C’était le même genre de déclaration sommaire dans laquelle Hemingway s’est spécialisé pour décrire ses propres sujets journalistiques: Par exemple, à cette époque, il a écrit un article dans lequel il a qualifié Benito Mussolini de « Bluffeur de prix de l’Europe. »(”Il y a quelque chose qui ne va pas, même histrioniquement, avec un homme qui porte des bavures blanches avec une chemise noire », a-t-il ajouté.) Alors que leur sujet n’aurait pas pu être plus différent, Pauline et Hemingway partageaient un talent pour des évaluations aussi confiantes, qui révélaient à la fois être des observateurs avisés et mondains de la nature et des efforts humains.
Le travail de Pauline fait également preuve d’un esprit vif et coquet, même dans ses petits articles sur les maisons de couture et les modes du jour. » Les mouchoirs et la réputation sont extrêmement faciles à perdre”, lit-on dans l’un de ses premiers paragraphes. « Les deux sont perdus en nombre à peu près égal par jour. Toutes les réputations perdues sont de très bonnes – et plus elles sont irrémédiablement perdues, meilleures elles étaient. Les mouchoirs perdus devraient être meilleurs. »
Elle s’est offerte comme cobaye pour des remèdes anti-âge et a documenté le processus d’avilissement amusant. Dans une histoire, elle a admis avoir une phobie du développement de lignes faciales et a décrit astucieusement comment elle se réveillait la nuit en priant pour que le dernier traitement ait accompli un miracle pendant la nuit: « Je sais maintenant ce que ressentent les femmes de pêcheurs lorsqu’elles attendent sur les rochers pendant la nuit orageuse l’aube. »
À la fin de 1925 et au début de 1926, alors qu’Hemingway révisait le manuscrit de The Sun Also Rises, le premier roman qui allait le rendre célèbre, il commença à demander des commentaires à Pauline sur les modifications. Dans les premiers jours de sa carrière, il avait discuté de ses écrits avec Hadley, mais Pauline pouvait offrir des encouragements plus qu’excités; elle pouvait offrir des commentaires constructifs et précieux. Elle était, après tout, une collègue chevronnée. Cet échange de consultations préfigure un changement de garde plus important: Environ un an plus tard, Hemingway et Hadley divorcent. Il épouse Pauline en un mois, en mai 1927.

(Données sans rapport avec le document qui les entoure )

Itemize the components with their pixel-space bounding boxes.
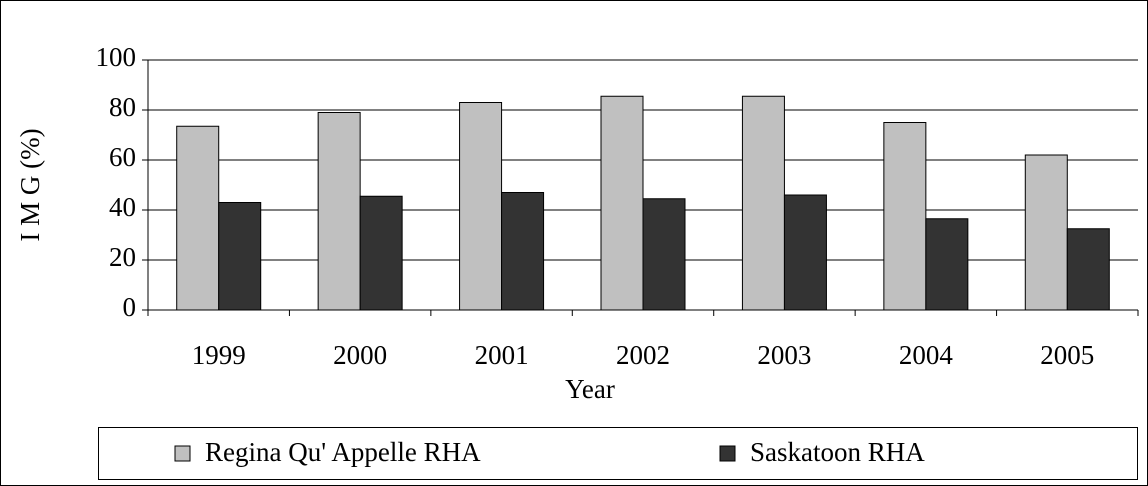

Pauline en appât de mari, Pauline en prédatrice : c’est ainsi qu’elle est dépeinte depuis. Un biographe estimé d’Hemingway, Carlos Baker, l’a même qualifiée de « terrier déterminé. »C’est son argent et son acharnement qui ont fait l’affaire, ont traditionnellement dit les historiens. Rarement soulignent-ils qu’il en faut deux pour participer à une séduction réussie. Ils ne peignent jamais non plus l’union Paulinienne-Ernest comme une rencontre des esprits. Autrefois et maintenant, les unions romantiques sur le lieu de travail sont parfois les plus intenses et les plus réussies, précisément parce qu’elles ont lieu entre camarades professionnels. Ce n’est pas un hasard si trois des épouses d’Hemingway étaient journalistes: il avait clairement une affinité pour les femmes intelligentes et ambitieuses.